Prove that If the sum of the elements of each row of a square matrix is k, then the sum of the elements in each row of the inverse matrix is 1/k ?

In the text book the answer is:

Let A be ${m\times m}$, non-singular, with the stated property. Let B be its imverse. Then for $n\leqslant m$, $$ 1 = \sum\limits_{r=1}^m \sigma_{nr} = \sum\limits_{r=1}^m\sum \limits_{s=1}^mb_{ns}a_{sr} = \sum\limits_{s=1}^m\sum \limits_{r=1}^mb_{ns}a_{sr} = k\sum\limits_{s=1}^m b_{ns}$$

(A is singular if K = 0).

I have trouble to understand this proof. Is there another way to prove it?

Answer 1

Let $A$ be the invertible square matrix.

The product $A \pmatrix{1\\1\\\vdots\\1} $ gives a column matrix, with elements equal to sum of elements in a row of $A$.

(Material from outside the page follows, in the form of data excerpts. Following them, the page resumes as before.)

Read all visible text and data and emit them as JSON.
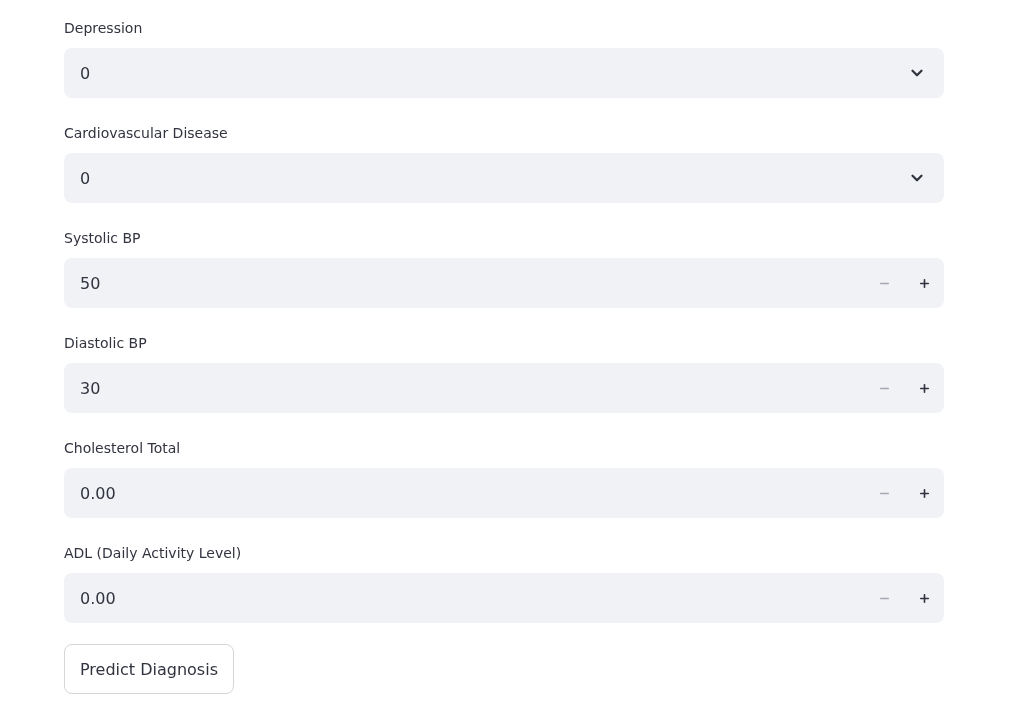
{
  "fields": [
    {
      "kind": "select",
      "label": "Depression",
      "value": "0"
    },
    {
      "kind": "select",
      "label": "Cardiovascular Disease",
      "value": "0"
    },
    {
      "kind": "number",
      "label": "Systolic BP",
      "value": "50",
      "decrement_disabled": true,
      "increment_disabled": false
    },
    {
      "kind": "number",
      "label": "Diastolic BP",
      "value": "30",
      "decrement_disabled": true,
      "increment_disabled": false
    },
    {
      "kind": "number",
      "label": "Cholesterol Total",
      "value": "0.00",
      "decrement_disabled": true,
      "increment_disabled": false
    },
    {
      "kind": "number",
      "label": "ADL (Daily Activity Level)",
      "value": "0.00",
      "decrement_disabled": true,
      "increment_disabled": false
    }
  ],
  "submit_button": {
    "label": "Predict Diagnosis"
  }
}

$$\begin{align*} A \pmatrix{1\\1\\\vdots\\1} &= \pmatrix{k\\k\\\vdots\\k} \\ A^{-1}A\pmatrix{1\\1\\\vdots\\1} &= A^{-1} \pmatrix{k\\k\\\vdots\\k}\\ \pmatrix{1\\1\\\vdots\\1} &= A^{-1} \pmatrix{k\\k\\\vdots\\k}\\ \pmatrix{1/k\\1/k\\\vdots\\1/k} &= A^{-1} \pmatrix{1\\1\\\vdots\\1}\\ \end{align*}$$

i.e. each row of $A^{-1}$ sums to $\frac1k$, if $k\ne 0$.

Answer 2

Let $M$ be the matrix and $u$ be the vector with 1 for all its elements. Then saying that the sum of all the elements in the rows of $M$ is $k$ is equivalent to saying that $$Mu= ku$$ Now multiply that equation by $M^{-1}$ to the left: $$u=kM^{-1}u$$ or $$\frac 1k u=M^{-1}u$$ Which means that the sum of the elements of the rows of $M^{-1}$ all equal $\frac 1k$.